Recovery stunk. I couldn't get up, I couldn't turn over, I had some kind of weird tubes up my heinie that had to stay there to help me heal (later, I learned that they were some sort of clamps holding the intestinal anastomosis together), and I wasn't really allowed to eat, as far as I recall. I had tubes down through my nose and into my stomach for that, which made it hard to talk or anything. My family made tapes that my Daddy or Mom would bring to me to listen to. My little brother singing Tom Jones's "What's up pussycat - woe, oh, woe, oh!" and my Uncle for some reason burping in to the microphone when asked if he had any words to say. I sure did laugh at that one; my sense of humor apparently hasn't strayed very far from that early high point. Only one person at a time could come visit me, and my brothers weren't allowed at all. My parents would read to me, and play with me for as long as they were allowed to, and then they had to go home and I had to go to sleep, on my back, not turning over, until the nurses came in the morning to change the sheets on my bed in a complicated rolling-over-and-back maneuver that was the only time I was allowed to really move at all.
And all the time it didn't' really bother me. I got the nickname "Miss Sunshine" because I was always smiling, always happy.

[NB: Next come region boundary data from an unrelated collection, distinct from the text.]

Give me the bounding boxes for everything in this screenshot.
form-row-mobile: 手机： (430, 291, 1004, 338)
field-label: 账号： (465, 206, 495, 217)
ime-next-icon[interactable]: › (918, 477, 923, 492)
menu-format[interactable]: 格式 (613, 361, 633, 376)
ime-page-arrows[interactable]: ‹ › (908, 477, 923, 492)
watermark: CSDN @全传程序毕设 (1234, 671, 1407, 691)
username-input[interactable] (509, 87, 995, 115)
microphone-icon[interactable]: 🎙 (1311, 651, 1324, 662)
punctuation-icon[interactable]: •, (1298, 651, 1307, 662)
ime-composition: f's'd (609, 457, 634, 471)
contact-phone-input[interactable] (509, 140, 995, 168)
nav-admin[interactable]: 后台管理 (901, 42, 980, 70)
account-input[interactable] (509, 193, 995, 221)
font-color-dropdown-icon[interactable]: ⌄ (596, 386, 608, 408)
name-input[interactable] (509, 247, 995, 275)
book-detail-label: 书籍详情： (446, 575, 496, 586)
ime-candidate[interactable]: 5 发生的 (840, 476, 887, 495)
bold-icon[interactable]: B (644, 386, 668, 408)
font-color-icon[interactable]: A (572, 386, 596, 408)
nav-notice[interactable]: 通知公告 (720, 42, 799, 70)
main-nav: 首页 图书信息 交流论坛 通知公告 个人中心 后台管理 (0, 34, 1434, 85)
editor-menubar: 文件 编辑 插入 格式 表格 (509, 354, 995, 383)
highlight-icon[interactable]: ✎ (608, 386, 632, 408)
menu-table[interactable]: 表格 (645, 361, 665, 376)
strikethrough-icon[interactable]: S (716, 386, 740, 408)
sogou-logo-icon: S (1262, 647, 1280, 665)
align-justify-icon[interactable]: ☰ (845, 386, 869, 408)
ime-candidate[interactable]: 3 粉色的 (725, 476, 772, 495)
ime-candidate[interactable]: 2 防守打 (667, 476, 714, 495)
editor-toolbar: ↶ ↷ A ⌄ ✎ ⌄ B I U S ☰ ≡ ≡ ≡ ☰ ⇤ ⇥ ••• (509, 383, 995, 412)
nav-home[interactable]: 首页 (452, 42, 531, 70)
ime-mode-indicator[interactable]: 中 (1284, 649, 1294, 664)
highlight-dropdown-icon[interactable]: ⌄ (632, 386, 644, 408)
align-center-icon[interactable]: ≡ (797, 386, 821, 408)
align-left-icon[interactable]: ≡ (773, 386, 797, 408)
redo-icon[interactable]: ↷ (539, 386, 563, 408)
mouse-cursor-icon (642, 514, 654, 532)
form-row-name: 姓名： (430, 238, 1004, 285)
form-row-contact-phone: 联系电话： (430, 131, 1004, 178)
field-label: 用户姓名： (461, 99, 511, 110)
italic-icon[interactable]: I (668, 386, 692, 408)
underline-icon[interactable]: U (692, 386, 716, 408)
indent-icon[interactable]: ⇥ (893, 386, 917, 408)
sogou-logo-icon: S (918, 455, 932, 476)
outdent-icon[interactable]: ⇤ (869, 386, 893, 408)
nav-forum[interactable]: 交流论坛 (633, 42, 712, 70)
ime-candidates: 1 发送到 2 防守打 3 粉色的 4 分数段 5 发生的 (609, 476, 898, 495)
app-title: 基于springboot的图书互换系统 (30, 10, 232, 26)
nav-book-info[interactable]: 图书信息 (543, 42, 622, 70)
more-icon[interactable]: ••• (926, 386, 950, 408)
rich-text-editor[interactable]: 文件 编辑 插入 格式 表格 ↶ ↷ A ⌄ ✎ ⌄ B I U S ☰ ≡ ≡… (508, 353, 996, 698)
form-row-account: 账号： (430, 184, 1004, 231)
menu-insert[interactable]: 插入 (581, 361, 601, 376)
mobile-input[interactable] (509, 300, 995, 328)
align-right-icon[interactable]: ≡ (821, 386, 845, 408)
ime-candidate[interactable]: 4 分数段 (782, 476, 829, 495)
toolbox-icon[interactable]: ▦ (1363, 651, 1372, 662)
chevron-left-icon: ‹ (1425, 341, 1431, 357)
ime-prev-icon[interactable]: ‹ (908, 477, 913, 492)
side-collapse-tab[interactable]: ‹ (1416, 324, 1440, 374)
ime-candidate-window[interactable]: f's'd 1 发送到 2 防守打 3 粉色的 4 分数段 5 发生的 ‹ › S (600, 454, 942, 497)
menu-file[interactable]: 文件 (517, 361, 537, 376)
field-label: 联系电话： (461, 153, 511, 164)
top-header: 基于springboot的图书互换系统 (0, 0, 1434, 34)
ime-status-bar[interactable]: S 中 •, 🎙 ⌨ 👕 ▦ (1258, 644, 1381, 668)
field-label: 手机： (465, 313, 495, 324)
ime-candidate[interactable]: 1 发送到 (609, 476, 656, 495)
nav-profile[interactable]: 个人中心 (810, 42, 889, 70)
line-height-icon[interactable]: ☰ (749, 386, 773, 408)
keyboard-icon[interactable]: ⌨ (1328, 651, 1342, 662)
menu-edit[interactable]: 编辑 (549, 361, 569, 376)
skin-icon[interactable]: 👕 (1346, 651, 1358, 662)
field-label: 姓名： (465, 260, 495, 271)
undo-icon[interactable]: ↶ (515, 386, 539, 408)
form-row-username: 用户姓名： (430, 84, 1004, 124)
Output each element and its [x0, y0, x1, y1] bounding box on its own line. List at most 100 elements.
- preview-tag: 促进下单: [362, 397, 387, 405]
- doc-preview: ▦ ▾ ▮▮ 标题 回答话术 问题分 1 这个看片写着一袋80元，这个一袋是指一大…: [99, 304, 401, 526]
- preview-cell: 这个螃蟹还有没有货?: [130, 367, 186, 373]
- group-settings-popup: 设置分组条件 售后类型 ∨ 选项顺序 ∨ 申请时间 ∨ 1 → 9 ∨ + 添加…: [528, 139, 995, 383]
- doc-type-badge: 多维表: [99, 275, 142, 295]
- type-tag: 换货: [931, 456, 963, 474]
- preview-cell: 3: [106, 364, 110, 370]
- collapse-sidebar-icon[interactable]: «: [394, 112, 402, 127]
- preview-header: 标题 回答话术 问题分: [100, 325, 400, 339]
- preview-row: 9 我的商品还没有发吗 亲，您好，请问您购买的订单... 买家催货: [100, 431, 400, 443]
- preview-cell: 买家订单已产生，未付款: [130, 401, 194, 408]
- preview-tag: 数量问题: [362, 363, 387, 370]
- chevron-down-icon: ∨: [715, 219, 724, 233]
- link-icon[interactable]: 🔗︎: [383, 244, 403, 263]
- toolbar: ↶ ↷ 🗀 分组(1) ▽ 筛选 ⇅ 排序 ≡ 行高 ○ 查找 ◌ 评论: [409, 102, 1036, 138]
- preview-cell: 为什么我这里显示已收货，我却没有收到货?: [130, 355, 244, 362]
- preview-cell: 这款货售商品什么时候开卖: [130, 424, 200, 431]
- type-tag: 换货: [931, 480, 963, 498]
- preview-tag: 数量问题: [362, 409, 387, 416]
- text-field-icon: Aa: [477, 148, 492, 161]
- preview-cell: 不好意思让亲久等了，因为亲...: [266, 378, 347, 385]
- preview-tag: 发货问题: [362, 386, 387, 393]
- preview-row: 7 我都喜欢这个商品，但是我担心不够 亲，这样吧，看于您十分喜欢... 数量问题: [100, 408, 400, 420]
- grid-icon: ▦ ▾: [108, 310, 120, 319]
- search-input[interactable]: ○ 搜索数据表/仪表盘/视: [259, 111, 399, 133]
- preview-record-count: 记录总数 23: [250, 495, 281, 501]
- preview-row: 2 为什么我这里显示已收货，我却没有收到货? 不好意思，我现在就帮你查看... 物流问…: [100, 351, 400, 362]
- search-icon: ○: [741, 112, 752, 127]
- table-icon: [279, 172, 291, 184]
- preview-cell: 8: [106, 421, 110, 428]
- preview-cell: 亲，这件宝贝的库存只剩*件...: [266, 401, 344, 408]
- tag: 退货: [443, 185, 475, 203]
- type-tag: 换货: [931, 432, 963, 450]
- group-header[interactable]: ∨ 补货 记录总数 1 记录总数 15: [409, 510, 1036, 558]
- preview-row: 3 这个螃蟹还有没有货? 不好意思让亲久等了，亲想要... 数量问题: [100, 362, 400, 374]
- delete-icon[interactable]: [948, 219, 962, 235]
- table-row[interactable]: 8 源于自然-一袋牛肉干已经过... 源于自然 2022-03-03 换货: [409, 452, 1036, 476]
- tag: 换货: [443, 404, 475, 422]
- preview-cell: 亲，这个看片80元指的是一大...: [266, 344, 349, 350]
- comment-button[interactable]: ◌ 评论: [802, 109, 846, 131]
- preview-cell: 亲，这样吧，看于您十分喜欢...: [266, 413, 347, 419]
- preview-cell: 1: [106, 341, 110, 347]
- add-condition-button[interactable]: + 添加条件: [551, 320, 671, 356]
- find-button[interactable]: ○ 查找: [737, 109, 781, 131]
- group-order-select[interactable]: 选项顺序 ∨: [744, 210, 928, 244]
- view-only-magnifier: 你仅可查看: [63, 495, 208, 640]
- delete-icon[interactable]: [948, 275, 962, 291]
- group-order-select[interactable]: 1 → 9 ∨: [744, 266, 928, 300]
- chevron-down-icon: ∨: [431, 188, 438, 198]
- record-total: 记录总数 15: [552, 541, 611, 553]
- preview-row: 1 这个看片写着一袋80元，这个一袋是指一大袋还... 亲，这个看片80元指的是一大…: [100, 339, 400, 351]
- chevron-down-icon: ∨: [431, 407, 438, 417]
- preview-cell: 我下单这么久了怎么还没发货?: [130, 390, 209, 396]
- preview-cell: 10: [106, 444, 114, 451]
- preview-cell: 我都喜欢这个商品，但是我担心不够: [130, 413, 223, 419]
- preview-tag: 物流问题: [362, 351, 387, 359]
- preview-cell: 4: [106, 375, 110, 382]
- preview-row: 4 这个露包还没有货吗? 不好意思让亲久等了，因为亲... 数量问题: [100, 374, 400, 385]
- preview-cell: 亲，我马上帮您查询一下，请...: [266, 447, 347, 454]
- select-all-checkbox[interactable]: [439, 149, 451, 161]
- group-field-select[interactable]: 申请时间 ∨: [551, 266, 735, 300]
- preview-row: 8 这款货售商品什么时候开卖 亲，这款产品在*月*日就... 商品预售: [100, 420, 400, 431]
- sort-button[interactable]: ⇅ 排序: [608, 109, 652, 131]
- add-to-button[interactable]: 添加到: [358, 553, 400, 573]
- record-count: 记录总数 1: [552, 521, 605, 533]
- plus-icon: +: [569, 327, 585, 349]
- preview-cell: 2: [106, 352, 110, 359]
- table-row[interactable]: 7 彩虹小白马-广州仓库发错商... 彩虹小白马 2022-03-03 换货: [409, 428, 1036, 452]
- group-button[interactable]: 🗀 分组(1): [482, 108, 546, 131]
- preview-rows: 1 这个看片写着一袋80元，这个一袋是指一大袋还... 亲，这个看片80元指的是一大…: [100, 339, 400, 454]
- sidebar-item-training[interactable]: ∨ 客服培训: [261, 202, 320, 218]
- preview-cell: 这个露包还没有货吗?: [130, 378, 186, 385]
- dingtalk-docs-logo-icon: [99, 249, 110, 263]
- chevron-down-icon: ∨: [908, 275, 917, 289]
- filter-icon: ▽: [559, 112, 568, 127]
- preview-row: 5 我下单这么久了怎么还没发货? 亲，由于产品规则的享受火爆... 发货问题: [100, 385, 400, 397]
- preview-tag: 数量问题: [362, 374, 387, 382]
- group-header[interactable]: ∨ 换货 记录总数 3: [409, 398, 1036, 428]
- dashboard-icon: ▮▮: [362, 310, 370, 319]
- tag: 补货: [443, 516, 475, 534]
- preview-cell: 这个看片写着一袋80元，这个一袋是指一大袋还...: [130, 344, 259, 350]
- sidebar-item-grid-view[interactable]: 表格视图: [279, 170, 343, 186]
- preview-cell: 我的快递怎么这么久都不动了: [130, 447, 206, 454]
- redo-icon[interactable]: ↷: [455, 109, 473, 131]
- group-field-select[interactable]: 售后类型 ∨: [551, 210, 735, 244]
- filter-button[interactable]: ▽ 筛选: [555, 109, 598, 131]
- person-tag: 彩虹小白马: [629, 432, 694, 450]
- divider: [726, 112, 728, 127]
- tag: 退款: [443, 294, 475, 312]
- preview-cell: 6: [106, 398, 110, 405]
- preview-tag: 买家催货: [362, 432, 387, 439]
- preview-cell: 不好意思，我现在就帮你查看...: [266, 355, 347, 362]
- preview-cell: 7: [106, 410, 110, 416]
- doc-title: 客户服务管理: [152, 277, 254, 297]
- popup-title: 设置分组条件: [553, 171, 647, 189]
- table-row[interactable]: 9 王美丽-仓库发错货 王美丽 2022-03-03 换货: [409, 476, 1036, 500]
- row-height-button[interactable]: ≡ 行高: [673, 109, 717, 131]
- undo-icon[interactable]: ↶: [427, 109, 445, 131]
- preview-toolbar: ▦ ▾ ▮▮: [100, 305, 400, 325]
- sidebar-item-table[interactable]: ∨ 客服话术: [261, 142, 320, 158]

It didn't bother me that I was to lie on my back, it didn't really bother me that I couldn't see my brothers, I was content just to do what I was told to do because that's what I was supposed to do. And it paid off, I guess, because one day the doctor came to take the tubes out of my heinie to see what happened, and everything worked like it should once I started eating again.
Little by little I got better, until one day I could go home. And the snow and cold and gray of February had turned to a sunny warm-ish day in March, and I was all better. And normal. And would never, ever have to have another enema, and could say good-bye to the Ex-Lax, and, after a period of time, wouldn't have to have my poop inspected by one parent or another, and wouldn't have to be afraid of "going" anymore because it didn't hurt anymore, and life was pretty darned good.